Although this piece didn’t quite grab me the way Indigo Rose did, that’s not to say I didn’t appreciate it as a beautiful piece of dance.  Due to my own tastes, I prefer the more up-tempo, adventurous side to dance – however, the underlying story of Ten Duets was moving and incredible to watch.

Cedar Lake closed the show with the fantastic Necessity, again, choreographed by Jo Strømgren.  This show-stopper was bursting with energy.  It played homage to the space between words, and the idea that there is a dull necessity to formulate everything we do into words.  Letting go of the controlled and methodical notion of the word, it expressed pure emotion and a disregard to rationality.  This translated on stage into an exciting finale, where a set of letters pegged to a washing line formed a chaotic creation – the dancers performed beneath falling showers of letters, portraying a total indifference to the words displayed on them.

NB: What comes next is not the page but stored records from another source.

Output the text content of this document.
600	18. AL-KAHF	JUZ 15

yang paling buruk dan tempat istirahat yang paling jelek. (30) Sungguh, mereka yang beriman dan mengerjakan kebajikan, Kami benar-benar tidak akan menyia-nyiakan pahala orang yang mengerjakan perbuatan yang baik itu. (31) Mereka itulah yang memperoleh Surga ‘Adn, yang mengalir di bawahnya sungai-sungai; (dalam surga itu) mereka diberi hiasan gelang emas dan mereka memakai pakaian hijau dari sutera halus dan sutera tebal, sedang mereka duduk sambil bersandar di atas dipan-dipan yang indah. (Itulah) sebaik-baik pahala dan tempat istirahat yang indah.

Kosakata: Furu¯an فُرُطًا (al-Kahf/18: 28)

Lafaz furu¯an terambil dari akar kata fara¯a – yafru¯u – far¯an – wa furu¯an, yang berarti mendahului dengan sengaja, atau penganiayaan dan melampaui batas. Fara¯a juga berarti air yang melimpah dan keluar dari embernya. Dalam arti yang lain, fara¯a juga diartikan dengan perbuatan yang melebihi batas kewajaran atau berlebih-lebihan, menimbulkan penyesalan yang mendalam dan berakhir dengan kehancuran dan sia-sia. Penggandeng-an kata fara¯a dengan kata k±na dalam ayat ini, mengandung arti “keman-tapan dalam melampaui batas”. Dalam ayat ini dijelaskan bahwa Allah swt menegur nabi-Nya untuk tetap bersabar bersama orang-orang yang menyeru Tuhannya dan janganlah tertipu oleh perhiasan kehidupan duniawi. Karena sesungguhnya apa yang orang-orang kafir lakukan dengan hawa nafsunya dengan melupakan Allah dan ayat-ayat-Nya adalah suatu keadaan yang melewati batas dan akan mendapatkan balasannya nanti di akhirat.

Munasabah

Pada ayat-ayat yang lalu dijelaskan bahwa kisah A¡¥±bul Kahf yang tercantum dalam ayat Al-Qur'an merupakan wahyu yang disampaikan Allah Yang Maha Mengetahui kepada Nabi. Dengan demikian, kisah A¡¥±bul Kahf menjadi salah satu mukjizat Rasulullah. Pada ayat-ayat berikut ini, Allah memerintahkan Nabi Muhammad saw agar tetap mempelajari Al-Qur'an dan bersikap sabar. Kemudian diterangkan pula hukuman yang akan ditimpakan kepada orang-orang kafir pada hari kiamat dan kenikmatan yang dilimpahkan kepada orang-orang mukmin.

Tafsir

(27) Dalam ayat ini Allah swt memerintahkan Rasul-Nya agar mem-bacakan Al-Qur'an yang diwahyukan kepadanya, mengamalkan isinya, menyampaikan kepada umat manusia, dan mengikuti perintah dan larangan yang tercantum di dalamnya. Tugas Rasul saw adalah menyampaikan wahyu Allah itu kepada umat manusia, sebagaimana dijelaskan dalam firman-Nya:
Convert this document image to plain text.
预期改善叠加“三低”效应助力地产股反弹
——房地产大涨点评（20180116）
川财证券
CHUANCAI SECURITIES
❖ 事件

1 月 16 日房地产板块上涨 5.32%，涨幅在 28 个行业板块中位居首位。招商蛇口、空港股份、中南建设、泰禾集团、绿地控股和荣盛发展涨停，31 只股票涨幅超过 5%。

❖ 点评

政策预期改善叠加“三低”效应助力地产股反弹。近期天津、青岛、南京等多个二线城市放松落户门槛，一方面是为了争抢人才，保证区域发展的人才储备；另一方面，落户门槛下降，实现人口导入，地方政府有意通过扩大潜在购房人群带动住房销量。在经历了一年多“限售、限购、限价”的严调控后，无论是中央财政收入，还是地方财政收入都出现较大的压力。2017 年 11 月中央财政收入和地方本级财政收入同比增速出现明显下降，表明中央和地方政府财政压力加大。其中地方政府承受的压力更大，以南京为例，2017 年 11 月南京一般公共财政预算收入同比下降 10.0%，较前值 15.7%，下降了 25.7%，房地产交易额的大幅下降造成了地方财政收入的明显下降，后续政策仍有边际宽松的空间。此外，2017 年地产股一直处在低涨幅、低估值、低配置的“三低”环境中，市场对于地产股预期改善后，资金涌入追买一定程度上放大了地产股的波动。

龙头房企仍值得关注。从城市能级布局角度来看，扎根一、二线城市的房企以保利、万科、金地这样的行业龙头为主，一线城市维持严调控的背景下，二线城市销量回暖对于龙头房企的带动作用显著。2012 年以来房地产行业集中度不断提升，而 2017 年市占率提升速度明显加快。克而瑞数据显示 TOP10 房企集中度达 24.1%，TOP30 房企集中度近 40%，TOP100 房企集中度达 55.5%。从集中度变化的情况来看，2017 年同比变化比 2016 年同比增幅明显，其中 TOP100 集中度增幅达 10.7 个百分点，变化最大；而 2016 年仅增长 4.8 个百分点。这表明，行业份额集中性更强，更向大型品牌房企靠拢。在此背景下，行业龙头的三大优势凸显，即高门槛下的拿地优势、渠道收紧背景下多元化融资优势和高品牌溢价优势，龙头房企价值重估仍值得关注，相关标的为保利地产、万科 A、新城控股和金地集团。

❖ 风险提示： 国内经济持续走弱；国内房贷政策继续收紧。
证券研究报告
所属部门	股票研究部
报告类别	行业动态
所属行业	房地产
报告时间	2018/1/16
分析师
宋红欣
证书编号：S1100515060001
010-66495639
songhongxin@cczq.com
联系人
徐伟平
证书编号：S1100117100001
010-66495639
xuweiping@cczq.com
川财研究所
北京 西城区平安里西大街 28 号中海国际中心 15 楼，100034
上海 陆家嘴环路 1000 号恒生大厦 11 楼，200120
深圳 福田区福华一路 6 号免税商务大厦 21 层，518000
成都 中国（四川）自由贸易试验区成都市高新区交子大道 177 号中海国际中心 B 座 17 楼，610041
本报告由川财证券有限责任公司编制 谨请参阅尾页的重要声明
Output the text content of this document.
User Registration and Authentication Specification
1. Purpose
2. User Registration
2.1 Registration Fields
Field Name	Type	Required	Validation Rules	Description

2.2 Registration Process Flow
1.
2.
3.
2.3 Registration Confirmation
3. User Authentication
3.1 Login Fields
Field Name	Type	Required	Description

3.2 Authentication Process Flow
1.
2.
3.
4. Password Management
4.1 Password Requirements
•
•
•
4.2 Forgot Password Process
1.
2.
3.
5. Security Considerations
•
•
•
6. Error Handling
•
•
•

NECESSITY, AGAIN, Cedar Lake Contemporary Ballet, Baden Baden, Germany.

Photography by Jane Hobson

The total lack of inhibition of the dancers was expressed through a series of group, solo and duet performances, with incredible lifts to leave the audience on the edge of their seats.  The only real way to describe it was that it was like the best party on earth displayed to you on stage.  I desperately wanted to jump on stage with the performers – they evoked unadulterated joy and the ability to totally let go.

The finale was performed to the infectious sound of Charles Aznavour, adding a french and – at times – sensual aroma to the whole show.  Fast paced, thrilling and out of control – it was mesmerizing.

Cedar Lake’s first trip to Cardiff ended to an ear-splitting reception from the crowd.  The dancers seemed humbled and genuinely happy to see such an incredible reception.

I would hugely recommend any dance fans to visit the WMC tonight for the second showing.  The talent on the stage last night was out of this world – it took my breath away.  I left the Centre feeling overwhelmed, happy as larry and overall… incredibly jealous!   Without a doubt I will be keeping my eye on this company from now on – going by last night, they are set to create phenomenal things!